Das war knapp: Mit 84 zu 76 Stimmen versenkte der Nationalrat den «Medienartikel». Dieser hätte in der Verfassung festschreiben sollen, dass der Bund neben Radio und TV auch die Presse direkt fördert.
«Medien in die Bundesverfassung» hiess die parlamentarische Initiative, mit der 2018 der damalige Ständerat Filippo Lombardi den Handlungsspielraum des Bundes im Bereich der Medien und speziell bei der Medienförderung klären und ausbauen wollte.
Dazu sollte Artikel 93 der Bundesverfassung über «Radio und Fernsehen» neu als «Medienartikel» umformuliert werden, sodass er unabhängig von der Verbreitungstechnologie hätte ausgelegt werden können.
Dem Bund hätte dies ermöglicht, fortan Gesetze für alle Medien zu erlassen. Zum Beispiel hätten damit auch die Print-Medien direkt gefördert werden können – also ohne Umweg übers Postgesetz.

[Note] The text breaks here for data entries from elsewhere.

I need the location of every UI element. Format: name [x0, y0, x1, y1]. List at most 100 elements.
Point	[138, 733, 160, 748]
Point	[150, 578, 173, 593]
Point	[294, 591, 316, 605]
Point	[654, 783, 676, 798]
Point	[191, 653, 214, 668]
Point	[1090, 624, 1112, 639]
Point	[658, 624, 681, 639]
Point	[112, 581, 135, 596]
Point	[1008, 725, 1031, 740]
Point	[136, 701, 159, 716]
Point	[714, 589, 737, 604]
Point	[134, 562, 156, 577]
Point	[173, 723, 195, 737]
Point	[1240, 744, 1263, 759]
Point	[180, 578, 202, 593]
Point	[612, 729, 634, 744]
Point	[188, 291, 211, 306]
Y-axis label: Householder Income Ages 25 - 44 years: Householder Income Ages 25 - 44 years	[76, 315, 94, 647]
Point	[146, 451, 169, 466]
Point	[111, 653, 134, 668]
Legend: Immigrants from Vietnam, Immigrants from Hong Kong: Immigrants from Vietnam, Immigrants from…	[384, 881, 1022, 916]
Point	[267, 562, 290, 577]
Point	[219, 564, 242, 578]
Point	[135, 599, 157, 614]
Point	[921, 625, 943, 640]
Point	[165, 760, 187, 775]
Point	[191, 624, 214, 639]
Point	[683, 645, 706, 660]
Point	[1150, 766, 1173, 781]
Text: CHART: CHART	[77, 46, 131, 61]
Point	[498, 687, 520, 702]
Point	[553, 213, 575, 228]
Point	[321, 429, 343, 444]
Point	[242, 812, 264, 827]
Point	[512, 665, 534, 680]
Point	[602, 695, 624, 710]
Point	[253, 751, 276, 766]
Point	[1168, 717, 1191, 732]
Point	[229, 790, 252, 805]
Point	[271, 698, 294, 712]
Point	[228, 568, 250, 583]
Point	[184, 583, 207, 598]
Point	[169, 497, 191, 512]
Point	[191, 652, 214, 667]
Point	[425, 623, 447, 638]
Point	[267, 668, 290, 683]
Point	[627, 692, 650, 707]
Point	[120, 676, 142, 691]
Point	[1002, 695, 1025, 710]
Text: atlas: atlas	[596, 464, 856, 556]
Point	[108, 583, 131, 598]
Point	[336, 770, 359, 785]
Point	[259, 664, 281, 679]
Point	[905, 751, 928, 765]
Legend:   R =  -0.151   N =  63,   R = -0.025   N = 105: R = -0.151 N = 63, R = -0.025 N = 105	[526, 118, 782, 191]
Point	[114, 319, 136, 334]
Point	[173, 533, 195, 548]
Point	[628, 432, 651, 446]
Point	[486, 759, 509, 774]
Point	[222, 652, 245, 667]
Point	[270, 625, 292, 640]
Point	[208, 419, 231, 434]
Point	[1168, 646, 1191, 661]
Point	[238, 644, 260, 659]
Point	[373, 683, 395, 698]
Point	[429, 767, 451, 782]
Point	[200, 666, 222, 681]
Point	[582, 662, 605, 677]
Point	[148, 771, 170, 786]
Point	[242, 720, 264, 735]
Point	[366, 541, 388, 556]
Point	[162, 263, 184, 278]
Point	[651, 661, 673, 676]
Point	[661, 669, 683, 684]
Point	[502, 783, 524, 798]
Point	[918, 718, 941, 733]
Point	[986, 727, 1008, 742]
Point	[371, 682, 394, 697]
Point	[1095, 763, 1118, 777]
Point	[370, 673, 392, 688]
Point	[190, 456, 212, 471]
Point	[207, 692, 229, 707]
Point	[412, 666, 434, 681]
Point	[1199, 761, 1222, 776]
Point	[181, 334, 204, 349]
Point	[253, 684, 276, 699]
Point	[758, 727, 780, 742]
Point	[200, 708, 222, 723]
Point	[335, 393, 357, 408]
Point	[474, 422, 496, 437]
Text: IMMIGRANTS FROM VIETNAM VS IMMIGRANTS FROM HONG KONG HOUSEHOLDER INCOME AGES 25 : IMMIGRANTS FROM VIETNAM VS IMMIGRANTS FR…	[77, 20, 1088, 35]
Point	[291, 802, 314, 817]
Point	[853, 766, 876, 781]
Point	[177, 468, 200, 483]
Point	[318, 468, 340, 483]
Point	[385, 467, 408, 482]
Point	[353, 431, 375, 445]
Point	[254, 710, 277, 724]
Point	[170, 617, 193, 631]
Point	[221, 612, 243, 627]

Mit Verweis auf Digitalisierung und die Zusammenlegung von Zeitungen hatte die Forderung im Ständerat eine Mehrheit gefunden.
Ein heisses Eisen also, das der Nationalrat am Dienstag nun definitiv beiseite gelegt hat.
Artikel 93 enthalte alles Notwendige, gab Kurt Fluri die Meinung der Kommissoinsmehrheit wieder. Nachdem das Volk den Ausbau der Medienförderung am 13. Februar abgelehnt hat, gehe es nun erstmal darum zu prüfen, «wo der Stein des Anstosses beziehungsweise die Steine des Anstosses bei dieser Abstimmung gelegen sind», so der FDP-Mann aus Solothurn.
Eine Lanze für den «Medienartikel» brach Katja Christ. Der traditionelle Service public, den die Verfassung auf Radio und Fernsehen eingrenzt, werde «zunehmend ein Auslaufmodell und keine Grundlage mehr für eine allgemeine Medienpolitik. Wir können so den zentralen Herausforderungen medienpolitisch und legislatorisch nicht begegnen.»
Daher gebe es keinen Weg darum herum, die Service-public-Diskussion auch als «Verfassungsdiskussion» zu führen. «Ansonsten sind wir gezwungen, auf der Basis anachronistischer Verfassungsnormen die Probleme von morgen zu lösen», befand die GLP-Politikerin aus Basel-Stadt.
In der Medienbranche war die Forderung von Anfang an hoch umstritten. Besonders scharf kritisiert wurde ein möglicher «Medienartikel» auf Verfassungsebene von Reporter ohne Grenzen (RSF). Unter dem Vorwand der guten Absichten hätte der Vorschlag die Pressefreiheit unterminiert, so die Einschätzung der Journalistenorganisation.
Am Artikel 93 der Bundesverfassung entzünden sich immer mal wieder medienpolitische und medienrechtliche Diskussionen. Umstritten ist, was mit den im zweiten Absatz erwähnten «anderen Formen der öffentlichen fernmeldetechnischen Verbreitung» genau gemeint ist. Zum Beispiel, ob dieses in die Jahre gekommene Wording auch Online-Medien umfasst – eine Sichtweise, die beim Schnüren des Medienförderpakets 2021 obsiegte.
Klarheit herrschte dagegen immer darüber, dass die Presse nicht mitgemeint ist. Der Bund hat im Artikel 93 BV keine Handhabe, um regulierend oder fördernd in die Presselandschaft eingreifen. Daher läuft die Presseförderung indirekt übers Postgesetz.
Mit nur acht Stimmen Differenz ist der «Medienartikel» nun also vom Tisch. Ein Geheimnis bleibt, weshalb sich nicht weniger als 31 Nationalräte und Nationalrätinnen bei der Abstimmung am Dienstagvormittag der Stimme enthielten.